Er ist mit seiner Crew aber auch brutal erfolgreich darin. Rauhe & Co. haben sich bereits die Weltbestzeit gefischt, holten in den vergangenen beiden Jahren die WM-Titel. Für den Potsdamer waren es die Goldmedaillen 14 und 15 bei Weltmeisterschaften, wodurch er zu Deutschlands erfolgreichstem WM-Kanuten aufstieg. „Das Gute an der Sache ist, dass wir schon ganz vorne fahren und trotzdem noch viel Potenzial haben – zum Beispiel bei der Abstimmung“, macht Rauhe der Konkurrenz Angst. „Mein Job als Boots-Papa ist es auch, die jungschen Leute genau auf diese Mängel hinzuweisen und ihnen Verbesserungsmöglichkeiten aufzuzeigen.“

Rauhe ist das "Sprachohr" des leitenden Bundestrainers Arndt Hanisch

Das weiß auch Arndt Hanisch zu schätzen. Der leitende Bundestrainer, der vor etwas mehr als zwei Jahren aus Essen nach Brandenburgs Landeshauptstadt gewechselt war, ist verantwortlich für die deutschen Kajakherren und sagt: „Ronnys Wort hat Gewicht.“ Rauhe sei sein „Sprachrohr in den K4 hinein“, den Routinier hat er daher auch auf Position zwei gesetzt, „die Wichtigste“, urteilt Arndt Hanisch: „Da befindet sich das Hirn des Bootes, von dort wird die Taktik bestimmt.“ Keiner wäre dafür besser geeignet als Ronald Rauhe mit seiner Ruhe und Erfahrung.

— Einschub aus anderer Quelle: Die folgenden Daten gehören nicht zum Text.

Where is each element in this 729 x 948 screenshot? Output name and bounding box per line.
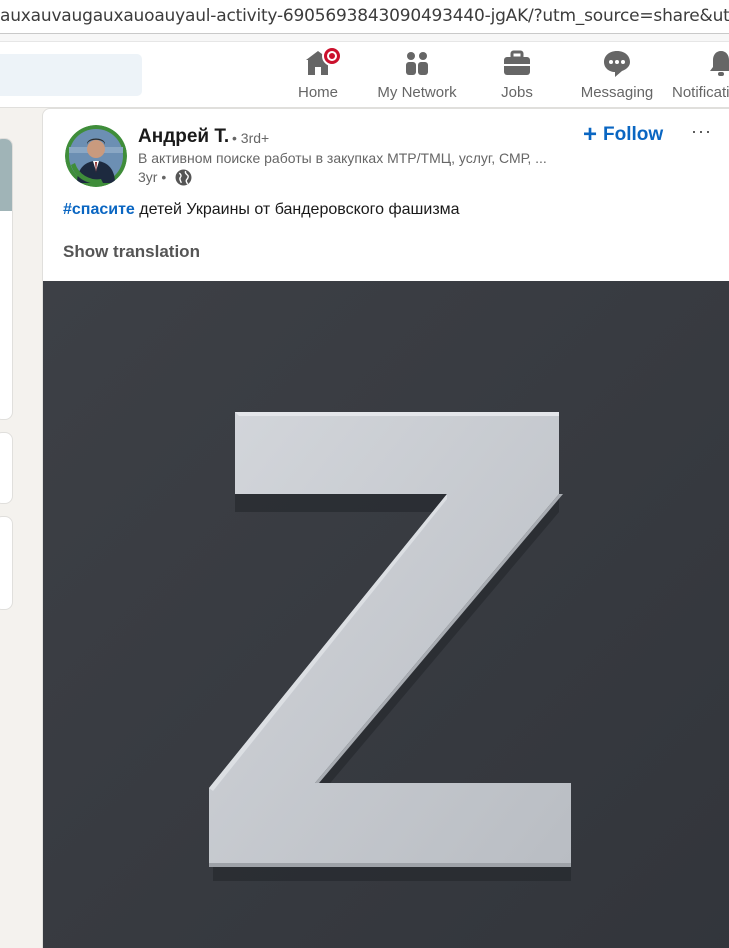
connection-degree: • 3rd+ (232, 130, 270, 146)
globe-icon (175, 169, 192, 186)
follow-button[interactable]: + Follow (583, 121, 663, 149)
nav-notifications[interactable]: Notifications (672, 48, 729, 104)
post-image[interactable]: Z (43, 281, 729, 948)
browser-url-bar[interactable]: auxauvaugauxauoauyaul-activity-690569384… (0, 0, 729, 34)
search-input[interactable] (0, 54, 142, 96)
home-icon (303, 46, 342, 78)
nav-jobs-label: Jobs (501, 84, 533, 101)
author-name[interactable]: Андрей Т. (138, 126, 229, 148)
profile-card-banner (0, 139, 12, 211)
side-card-fragment (0, 516, 13, 610)
plus-icon: + (583, 121, 598, 148)
nav-jobs[interactable]: Jobs (494, 48, 540, 104)
author-avatar[interactable] (65, 125, 127, 187)
bell-icon (706, 48, 729, 78)
post-body-text: детей Украины от бандеровского фашизма (134, 201, 460, 218)
nav-notifications-label: Notifications (672, 84, 729, 101)
briefcase-icon (502, 48, 532, 78)
global-nav: Home My Network Jobs Messaging Notificat… (0, 42, 729, 108)
messaging-icon (602, 48, 632, 78)
nav-messaging[interactable]: Messaging (576, 48, 658, 104)
author-headline: В активном поиске работы в закупках МТР/… (138, 150, 547, 166)
nav-my-network-label: My Network (377, 84, 457, 101)
nav-my-network[interactable]: My Network (372, 48, 462, 104)
nav-home[interactable]: Home (292, 46, 344, 104)
post-body: #спасите детей Украины от бандеровского … (63, 201, 460, 219)
more-options-button[interactable]: ··· (691, 121, 713, 145)
hashtag-link[interactable]: #спасите (63, 201, 135, 218)
nav-home-label: Home (297, 84, 338, 101)
url-text[interactable]: auxauvaugauxauoauyaul-activity-690569384… (0, 6, 729, 26)
follow-label: Follow (603, 124, 664, 145)
network-icon (402, 48, 432, 78)
feed-post: Андрей Т. • 3rd+ В активном поиске работ… (42, 108, 729, 948)
profile-card-fragment (0, 138, 13, 420)
post-timestamp: 3yr • (138, 169, 167, 185)
nav-messaging-label: Messaging (580, 84, 654, 101)
notification-badge (322, 46, 342, 66)
show-translation-button[interactable]: Show translation (63, 242, 200, 262)
toolbar-divider (0, 34, 729, 42)
side-card-fragment (0, 432, 13, 504)
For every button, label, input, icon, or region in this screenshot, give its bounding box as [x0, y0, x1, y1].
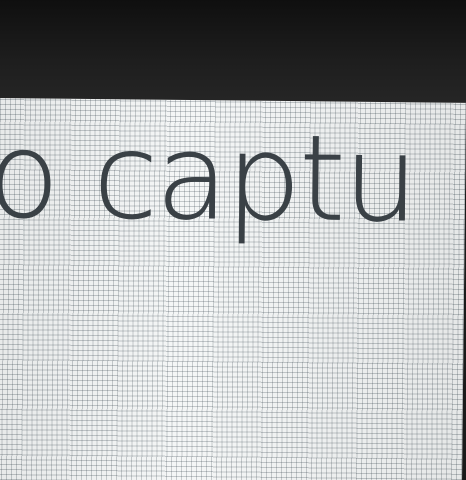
monitor-screen: to captu: [0, 98, 466, 480]
cropped-screen-text: to captu: [0, 105, 418, 249]
monitor-bezel: [0, 0, 466, 104]
photo-of-monitor: to captu: [0, 0, 466, 480]
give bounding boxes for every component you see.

Zum sechsten Mal bei Olympia dabei zu sein, die fünfte Medaille zu holen, möglichst die zweite in Gold, treibt ihn an. Eine wichtige Station auf dieser „Jagd nach mehr“, wie er selbst sagt, wird die diesjährige Weltmeisterschaft Ende August. Im ungarischen Szeged kämpfen die Nationen um Quotenstartplätze für die Sommerspiele 2020 in Tokio. Ronald Rauhe möchte bis dahin als gereifter Athlet eine Erfolgsgeschichte fortsetzen, die der junge Ronald Rauhe vor 20 Jahren kaum zu träumen gewagt hätte.